The next days ultrasound seemed to take forever to come, and not JUST because I had to drink a million tons of water and hold it for what felt like HOURS! I had to have 32 oz. of water in my bladder by 2:30pm. Our appointment was at 3:30, so I had to hold it for an HOUR! Now, I have a small bladder to BEGIN with, PLUS I was pregnant! SERIOUSLY it SUCKED!! Especially on the ride there! Poor Scott, I got SO CRABBY because EVERY bump and fall hurt SO Bad, thats how bad I had to go to the bathroom! Seriously. Then when I got there, I had to wait for FOUR HOURS (aka 5 minutes). The Ultrasound Tech, called my name and said "I could tell it was you by the look on your face!" haha. FUNNY.

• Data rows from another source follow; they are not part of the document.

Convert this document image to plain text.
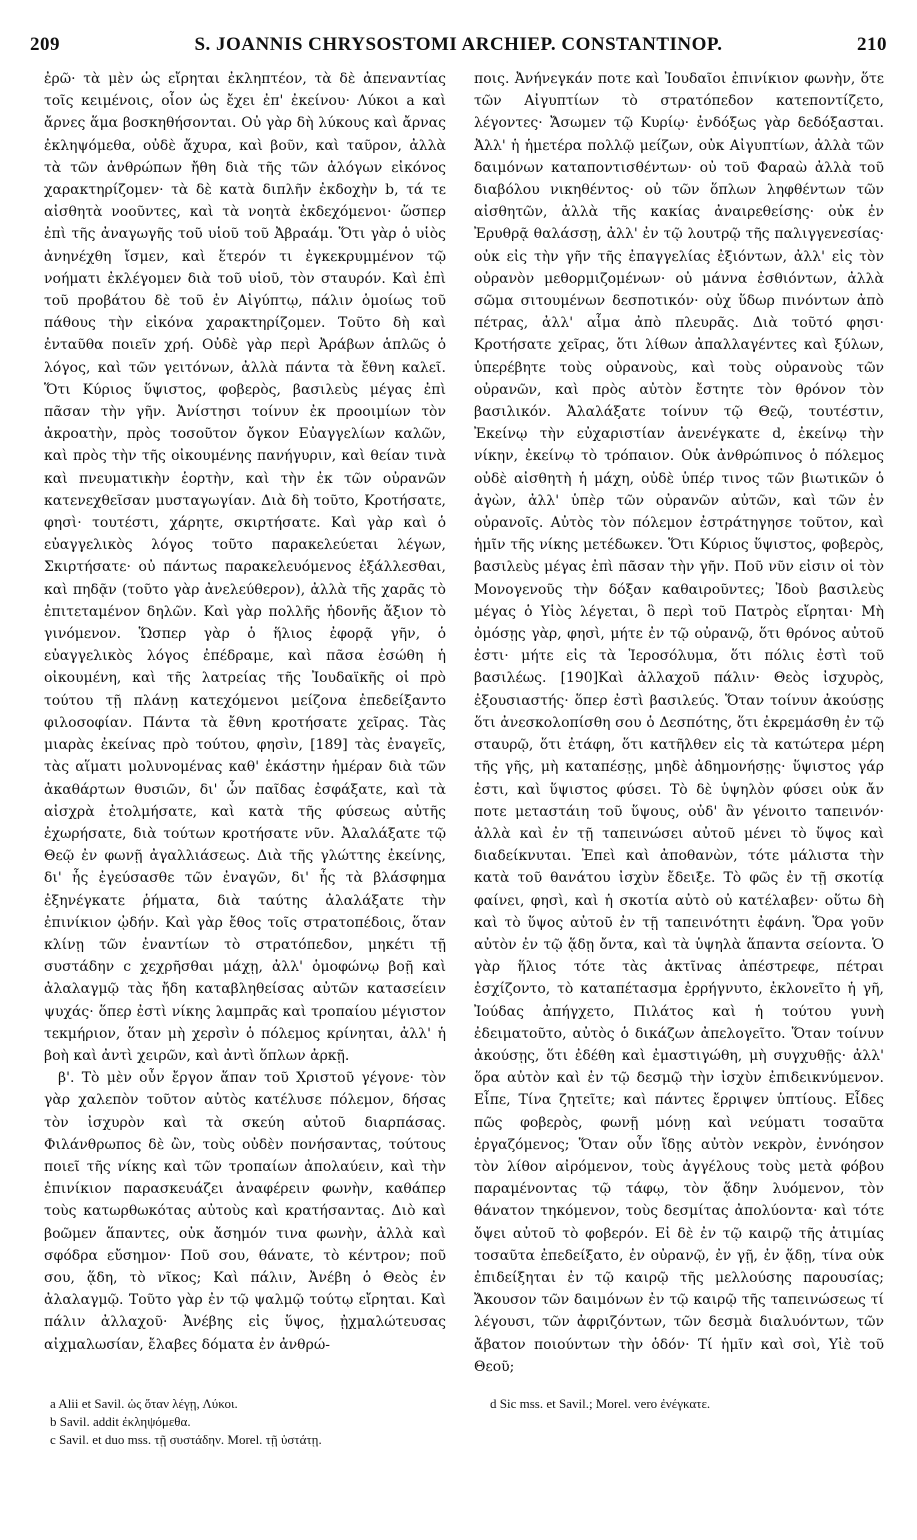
209	S. JOANNIS CHRYSOSTOMI ARCHIEP. CONSTANTINOP.	210

ἐρῶ· τὰ μὲν ὡς εἴρηται ἐκληπτέον, τὰ δὲ ἀπεναντίας τοῖς κειμένοις, οἷον ὡς ἔχει ἐπ' ἐκείνου· Λύκοι a καὶ ἄρνες ἅμα βοσκηθήσονται. Οὐ γὰρ δὴ λύκους καὶ ἄρνας ἐκληψόμεθα, οὐδὲ ἄχυρα, καὶ βοῦν, καὶ ταῦρον, ἀλλὰ τὰ τῶν ἀνθρώπων ἤθη διὰ τῆς τῶν ἀλόγων εἰκόνος χαρακτηρίζομεν· τὰ δὲ κατὰ διπλῆν ἐκδοχὴν b, τά τε αἰσθητὰ νοοῦντες, καὶ τὰ νοητὰ ἐκδεχόμενοι· ὥσπερ ἐπὶ τῆς ἀναγωγῆς τοῦ υἱοῦ τοῦ Ἀβραάμ. Ὅτι γὰρ ὁ υἱὸς ἀνηνέχθη ἴσμεν, καὶ ἕτερόν τι ἐγκεκρυμμένον τῷ νοήματι ἐκλέγομεν διὰ τοῦ υἱοῦ, τὸν σταυρόν. Καὶ ἐπὶ τοῦ προβάτου δὲ τοῦ ἐν Αἰγύπτῳ, πάλιν ὁμοίως τοῦ πάθους τὴν εἰκόνα χαρακτηρίζομεν. Τοῦτο δὴ καὶ ἐνταῦθα ποιεῖν χρή. Οὐδὲ γὰρ περὶ Ἀράβων ἁπλῶς ὁ λόγος, καὶ τῶν γειτόνων, ἀλλὰ πάντα τὰ ἔθνη καλεῖ. Ὅτι Κύριος ὕψιστος, φοβερὸς, βασιλεὺς μέγας ἐπὶ πᾶσαν τὴν γῆν. Ἀνίστησι τοίνυν ἐκ προοιμίων τὸν ἀκροατὴν, πρὸς τοσοῦτον ὄγκον Εὐαγγελίων καλῶν, καὶ πρὸς τὴν τῆς οἰκουμένης πανήγυριν, καὶ θείαν τινὰ καὶ πνευματικὴν ἑορτὴν, καὶ τὴν ἐκ τῶν οὐρανῶν κατενεχθεῖσαν μυσταγωγίαν. Διὰ δὴ τοῦτο, Κροτήσατε, φησὶ· τουτέστι, χάρητε, σκιρτήσατε. Καὶ γὰρ καὶ ὁ εὐαγγελικὸς λόγος τοῦτο παρακελεύεται λέγων, Σκιρτήσατε· οὐ πάντως παρακελευόμενος ἐξάλλεσθαι, καὶ πηδᾷν (τοῦτο γὰρ ἀνελεύθερον), ἀλλὰ τῆς χαρᾶς τὸ ἐπιτεταμένον δηλῶν. Καὶ γὰρ πολλῆς ἡδονῆς ἄξιον τὸ γινόμενον. Ὥσπερ γὰρ ὁ ἥλιος ἐφορᾷ γῆν, ὁ εὐαγγελικὸς λόγος ἐπέδραμε, καὶ πᾶσα ἐσώθη ἡ οἰκουμένη, καὶ τῆς λατρείας τῆς Ἰουδαϊκῆς οἱ πρὸ τούτου τῇ πλάνῃ κατεχόμενοι μείζονα ἐπεδείξαντο φιλοσοφίαν. Πάντα τὰ ἔθνη κροτήσατε χεῖρας. Τὰς μιαρὰς ἐκείνας πρὸ τούτου, φησὶν, [189] τὰς ἐναγεῖς, τὰς αἵματι μολυνομένας καθ' ἑκάστην ἡμέραν διὰ τῶν ἀκαθάρτων θυσιῶν, δι' ὧν παῖδας ἐσφάξατε, καὶ τὰ αἰσχρὰ ἐτολμήσατε, καὶ κατὰ τῆς φύσεως αὐτῆς ἐχωρήσατε, διὰ τούτων κροτήσατε νῦν. Ἀλαλάξατε τῷ Θεῷ ἐν φωνῇ ἀγαλλιάσεως. Διὰ τῆς γλώττης ἐκείνης, δι' ἧς ἐγεύσασθε τῶν ἐναγῶν, δι' ἧς τὰ βλάσφημα ἐξηνέγκατε ῥήματα, διὰ ταύτης ἀλαλάξατε τὴν ἐπινίκιον ᾠδήν. Καὶ γὰρ ἔθος τοῖς στρατοπέδοις, ὅταν κλίνῃ τῶν ἐναντίων τὸ στρατόπεδον, μηκέτι τῇ συστάδην c χεχρῆσθαι μάχῃ, ἀλλ' ὁμοφώνῳ βοῇ καὶ ἀλαλαγμῷ τὰς ἤδη καταβληθείσας αὐτῶν κατασείειν ψυχάς· ὅπερ ἐστὶ νίκης λαμπρᾶς καὶ τροπαίου μέγιστον τεκμήριον, ὅταν μὴ χερσὶν ὁ πόλεμος κρίνηται, ἀλλ' ἡ βοὴ καὶ ἀντὶ χειρῶν, καὶ ἀντὶ ὅπλων ἀρκῇ.

β'. Τὸ μὲν οὖν ἔργον ἅπαν τοῦ Χριστοῦ γέγονε· τὸν γὰρ χαλεπὸν τοῦτον αὐτὸς κατέλυσε πόλεμον, δήσας τὸν ἰσχυρὸν καὶ τὰ σκεύη αὐτοῦ διαρπάσας. Φιλάνθρωπος δὲ ὢν, τοὺς οὐδὲν πονήσαντας, τούτους ποιεῖ τῆς νίκης καὶ τῶν τροπαίων ἀπολαύειν, καὶ τὴν ἐπινίκιον παρασκευάζει ἀναφέρειν φωνὴν, καθάπερ τοὺς κατωρθωκότας αὐτοὺς καὶ κρατήσαντας. Διὸ καὶ βοῶμεν ἅπαντες, οὐκ ἄσημόν τινα φωνὴν, ἀλλὰ καὶ σφόδρα εὔσημον· Ποῦ σου, θάνατε, τὸ κέντρον; ποῦ σου, ᾅδη, τὸ νῖκος; Καὶ πάλιν, Ἀνέβη ὁ Θεὸς ἐν ἀλαλαγμῷ. Τοῦτο γὰρ ἐν τῷ ψαλμῷ τούτῳ εἴρηται. Καὶ πάλιν ἀλλαχοῦ· Ἀνέβης εἰς ὕψος, ᾐχμαλώτευσας αἰχμαλωσίαν, ἔλαβες δόματα ἐν ἀνθρώ-

ποις. Ἀνήνεγκάν ποτε καὶ Ἰουδαῖοι ἐπινίκιον φωνὴν, ὅτε τῶν Αἰγυπτίων τὸ στρατόπεδον κατεποντίζετο, λέγοντες· Ἄσωμεν τῷ Κυρίῳ· ἐνδόξως γὰρ δεδόξασται. Ἀλλ' ἡ ἡμετέρα πολλῷ μείζων, οὐκ Αἰγυπτίων, ἀλλὰ τῶν δαιμόνων καταποντισθέντων· οὐ τοῦ Φαραὼ ἀλλὰ τοῦ διαβόλου νικηθέντος· οὐ τῶν ὅπλων ληφθέντων τῶν αἰσθητῶν, ἀλλὰ τῆς κακίας ἀναιρεθείσης· οὐκ ἐν Ἐρυθρᾷ θαλάσσῃ, ἀλλ' ἐν τῷ λουτρῷ τῆς παλιγγενεσίας· οὐκ εἰς τὴν γῆν τῆς ἐπαγγελίας ἐξιόντων, ἀλλ' εἰς τὸν οὐρανὸν μεθορμιζομένων· οὐ μάννα ἐσθιόντων, ἀλλὰ σῶμα σιτουμένων δεσποτικόν· οὐχ ὕδωρ πινόντων ἀπὸ πέτρας, ἀλλ' αἷμα ἀπὸ πλευρᾶς. Διὰ τοῦτό φησι· Κροτήσατε χεῖρας, ὅτι λίθων ἀπαλλαγέντες καὶ ξύλων, ὑπερέβητε τοὺς οὐρανοὺς, καὶ τοὺς οὐρανοὺς τῶν οὐρανῶν, καὶ πρὸς αὐτὸν ἔστητε τὸν θρόνον τὸν βασιλικόν. Ἀλαλάξατε τοίνυν τῷ Θεῷ, τουτέστιν, Ἐκείνῳ τὴν εὐχαριστίαν ἀνενέγκατε d, ἐκείνῳ τὴν νίκην, ἐκείνῳ τὸ τρόπαιον. Οὐκ ἀνθρώπινος ὁ πόλεμος οὐδὲ αἰσθητὴ ἡ μάχη, οὐδὲ ὑπέρ τινος τῶν βιωτικῶν ὁ ἀγὼν, ἀλλ' ὑπὲρ τῶν οὐρανῶν αὐτῶν, καὶ τῶν ἐν οὐρανοῖς. Αὐτὸς τὸν πόλεμον ἐστράτηγησε τοῦτον, καὶ ἡμῖν τῆς νίκης μετέδωκεν. Ὅτι Κύριος ὕψιστος, φοβερὸς, βασιλεὺς μέγας ἐπὶ πᾶσαν τὴν γῆν. Ποῦ νῦν εἰσιν οἱ τὸν Μονογενοῦς τὴν δόξαν καθαιροῦντες; Ἰδοὺ βασιλεὺς μέγας ὁ Υἱὸς λέγεται, ὃ περὶ τοῦ Πατρὸς εἴρηται· Μὴ ὀμόσῃς γὰρ, φησὶ, μήτε ἐν τῷ οὐρανῷ, ὅτι θρόνος αὐτοῦ ἐστι· μήτε εἰς τὰ Ἱεροσόλυμα, ὅτι πόλις ἐστὶ τοῦ βασιλέως. [190]Καὶ ἀλλαχοῦ πάλιν· Θεὸς ἰσχυρὸς, ἐξουσιαστής· ὅπερ ἐστὶ βασιλεύς. Ὅταν τοίνυν ἀκούσῃς ὅτι ἀνεσκολοπίσθη σου ὁ Δεσπότης, ὅτι ἐκρεμάσθη ἐν τῷ σταυρῷ, ὅτι ἐτάφη, ὅτι κατῆλθεν εἰς τὰ κατώτερα μέρη τῆς γῆς, μὴ καταπέσῃς, μηδὲ ἀδημονήσῃς· ὕψιστος γάρ ἐστι, καὶ ὕψιστος φύσει. Τὸ δὲ ὑψηλὸν φύσει οὐκ ἄν ποτε μεταστάιη τοῦ ὕψους, οὐδ' ἂν γένοιτο ταπεινόν· ἀλλὰ καὶ ἐν τῇ ταπεινώσει αὐτοῦ μένει τὸ ὕψος καὶ διαδείκνυται. Ἐπεὶ καὶ ἀποθανὼν, τότε μάλιστα τὴν κατὰ τοῦ θανάτου ἰσχὺν ἔδειξε. Τὸ φῶς ἐν τῇ σκοτίᾳ φαίνει, φησὶ, καὶ ἡ σκοτία αὐτὸ οὐ κατέλαβεν· οὕτω δὴ καὶ τὸ ὕψος αὐτοῦ ἐν τῇ ταπεινότητι ἐφάνη. Ὅρα γοῦν αὐτὸν ἐν τῷ ᾅδῃ ὄντα, καὶ τὰ ὑψηλὰ ἅπαντα σείοντα. Ὁ γὰρ ἥλιος τότε τὰς ἀκτῖνας ἀπέστρεφε, πέτραι ἐσχίζοντο, τὸ καταπέτασμα ἐρρήγνυτο, ἐκλονεῖτο ἡ γῆ, Ἰούδας ἀπήγχετο, Πιλάτος καὶ ἡ τούτου γυνὴ ἐδειματοῦτο, αὐτὸς ὁ δικάζων ἀπελογεῖτο. Ὅταν τοίνυν ἀκούσῃς, ὅτι ἐδέθη καὶ ἐμαστιγώθη, μὴ συγχυθῇς· ἀλλ' ὅρα αὐτὸν καὶ ἐν τῷ δεσμῷ τὴν ἰσχὺν ἐπιδεικνύμενον. Εἶπε, Τίνα ζητεῖτε; καὶ πάντες ἔρριψεν ὑπτίους. Εἶδες πῶς φοβερὸς, φωνῇ μόνῃ καὶ νεύματι τοσαῦτα ἐργαζόμενος; Ὅταν οὖν ἴδῃς αὐτὸν νεκρὸν, ἐννόησον τὸν λίθον αἰρόμενον, τοὺς ἀγγέλους τοὺς μετὰ φόβου παραμένοντας τῷ τάφῳ, τὸν ᾅδην λυόμενον, τὸν θάνατον τηκόμενον, τοὺς δεσμίτας ἀπολύοντα· καὶ τότε ὄψει αὐτοῦ τὸ φοβερόν. Εἰ δὲ ἐν τῷ καιρῷ τῆς ἀτιμίας τοσαῦτα ἐπεδείξατο, ἐν οὐρανῷ, ἐν γῇ, ἐν ᾅδῃ, τίνα οὐκ ἐπιδείξηται ἐν τῷ καιρῷ τῆς μελλούσης παρουσίας; Ἄκουσον τῶν δαιμόνων ἐν τῷ καιρῷ τῆς ταπεινώσεως τί λέγουσι, τῶν ἀφριζόντων, τῶν δεσμὰ διαλυόντων, τῶν ἄβατον ποιούντων τὴν ὁδόν· Τί ἡμῖν καὶ σοὶ, Υἱὲ τοῦ Θεοῦ;

a Alii et Savil. ὡς ὅταν λέγῃ, Λύκοι.
b Savil. addit ἐκληψόμεθα.
c Savil. et duo mss. τῇ συστάδην. Morel. τῇ ὑστάτῃ.
d Sic mss. et Savil.; Morel. vero ἐνέγκατε.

So when we got in the room, she tried to do the doppler test, which is the little gel and wand on your stomach, but she couldn't find anything. So...I got to go to the bathroom! and we did a T/V Ultrasound. The bathroom was so beautiful! But the most beautiful thing that I got to see that day was yet to come. When we started, I was worried because I felt like she wasn't finding anything. Apparently, she was just looking at my ovaries and measuring, and she said everything looked great. All I could think was, super but where is my baby?! Well....there it was. A little black spot, with a small white spot, and a flashing spot. Thats about all I can describe it as. If you've never had one or seen one...its something that really can't be described...especially because at first..I had NO clue what I was looking at!

Photobucket

Well, the big black area is the gestational sac. On the upper right part of the gestational sac, was a small white sac, called the yoc sac, which hold nutrients and stuff. Then (on the ultrasound picture) that gray part at the top, was our amazing, beautiful, wonderful, gorgeous baby!! Though, when we saw the screen, all I could really seen from where I was, was a flashing. Which was the heartbeat at a good 122 bpm. It was the most amazing thing I have ever seen. To know that I have another heart beating away inside of me...was inSANE! I couldn't believe it. I started crying, but I had to make myself stop pretty quick because I wanted to be able to see my little bean as long as I possibly could!
So we got a couple pictures of him/her, and were sent on our way! They said everything looked great.

Well that's pretty much the just of the story! :) The important stuff.
Its still a scary time because, as my doctor told me, 40% of pregnancies end in miscarriage. I had hope though because:
A.) I'm young. Between the ages of 16-25, your body WANTS to have a baby. It feels like it is MEANT to be having a baby and will try really hard to, so even if you're on the pill, like ME, you can still get pregnant.
B.) I'm "healthy." I have a healthy uterus and ovaries.
C.) I don't have a bad history of problems.
D.) Most miscarriages happen before women even know that they are pregnant.

and (the biggest one of all, for me that is) E.) Once you see your baby's heartbeat on the screen, your risk of miscarriage goes down to about 5%. We saw our beautiful baby's heartbeat on the screen at 6 weeks and 2 days! That's very early and a good sign.

I'm just holding on to what hope I have. Its hard these days, with all the hormones and my anxiety problems...but I'm doing what I can to stay strong for me and for , more importantly, our baby!